Prison Amnesty Highlights High Arrest Rates

Friday, 20 October, 2006
The fact that the Turkmen government frees around 10,000 prisoners in a single act of amnesty every year gives some indication of just how many people are going through the criminal justice system there.



Every year since 1999, the authorities have announced a mass amnesty for Laylat al-Qadr, an important date in the Muslim calendar which this year falls on the night of October 19-20 in Turkmenistan. They have already said that 10,056 convicts will be freed in this year’s release.



The biggest ever amnesty was in 2002, when 16,200 people got out of jail. The next two years saw 7,000 and 9,000 convicts freed, and in 2005 the figure was put at 8,000. The country’s prosecution service said there were 4,137 inmates left in prison after last year’s amnesty because they were not eligible for amnesty. They included people convicted of murder and treason, those deemed to be “enemies of the people”, and former officials accused of causing substantial losses to the country.
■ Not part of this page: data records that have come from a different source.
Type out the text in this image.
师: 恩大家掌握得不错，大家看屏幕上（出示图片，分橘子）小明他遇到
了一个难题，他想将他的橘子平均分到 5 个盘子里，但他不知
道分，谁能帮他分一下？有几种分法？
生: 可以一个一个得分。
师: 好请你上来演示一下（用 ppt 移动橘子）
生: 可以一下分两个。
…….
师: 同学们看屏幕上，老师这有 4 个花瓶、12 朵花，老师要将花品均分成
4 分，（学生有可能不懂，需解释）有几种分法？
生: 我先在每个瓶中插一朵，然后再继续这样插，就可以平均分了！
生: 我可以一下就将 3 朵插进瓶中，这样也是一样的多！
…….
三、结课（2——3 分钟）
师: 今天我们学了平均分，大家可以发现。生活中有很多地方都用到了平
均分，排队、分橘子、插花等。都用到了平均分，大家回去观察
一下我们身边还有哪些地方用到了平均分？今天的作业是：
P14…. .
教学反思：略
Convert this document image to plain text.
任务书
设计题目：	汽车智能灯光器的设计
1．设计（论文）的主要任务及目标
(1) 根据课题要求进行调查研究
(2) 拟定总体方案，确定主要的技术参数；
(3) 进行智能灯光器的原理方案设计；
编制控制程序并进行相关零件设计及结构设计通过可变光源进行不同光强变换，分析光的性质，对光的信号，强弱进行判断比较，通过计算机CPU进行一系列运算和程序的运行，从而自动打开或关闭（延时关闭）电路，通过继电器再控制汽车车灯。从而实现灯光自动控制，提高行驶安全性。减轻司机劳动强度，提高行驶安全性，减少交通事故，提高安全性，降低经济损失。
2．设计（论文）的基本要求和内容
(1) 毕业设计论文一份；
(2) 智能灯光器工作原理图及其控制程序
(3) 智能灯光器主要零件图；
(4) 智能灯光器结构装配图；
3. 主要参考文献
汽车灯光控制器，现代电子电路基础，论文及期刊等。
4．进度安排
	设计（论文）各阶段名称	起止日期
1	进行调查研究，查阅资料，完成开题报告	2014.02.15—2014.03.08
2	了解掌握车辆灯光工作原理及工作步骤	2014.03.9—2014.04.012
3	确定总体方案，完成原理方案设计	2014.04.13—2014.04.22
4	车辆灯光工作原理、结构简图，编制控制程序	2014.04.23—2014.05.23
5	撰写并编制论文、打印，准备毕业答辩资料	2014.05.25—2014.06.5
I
NBCentralAsia commentators who have looked at these figures are puzzled about where so many criminals can be coming from.



Official figures for the total prison population are not made public, but some independent sources estimate that up to 18,000 people, out of a total population estimated at six million, are in the prison system at any one time. In relative terms, this is comparable with the prison populations of other Central Asian states.



The difference is that these other countries do not have mass amnesties. The conclusion is that thousands of Turkmen citizens are being processed by the justice system every year.



Muhammad Tahir, an expert on Central Asia, suggests that if there were 6,000 people still in prison immediately after the 2005 amnesty, one may deduce that another 10,000 have been imprisoned since then.



According to Turkmen human rights activist Tajigul Begmedova, “Every year, thousands of inmates are freed, but after a while the prisons fill up again because the judicial process is less than transparent and charges are often fabricated by the law enforcement agencies. So Turkmenistan is forced to declare an amnesty.”



(News Briefing Central Asia draws comment and analysis from a broad range of political observers across the region.)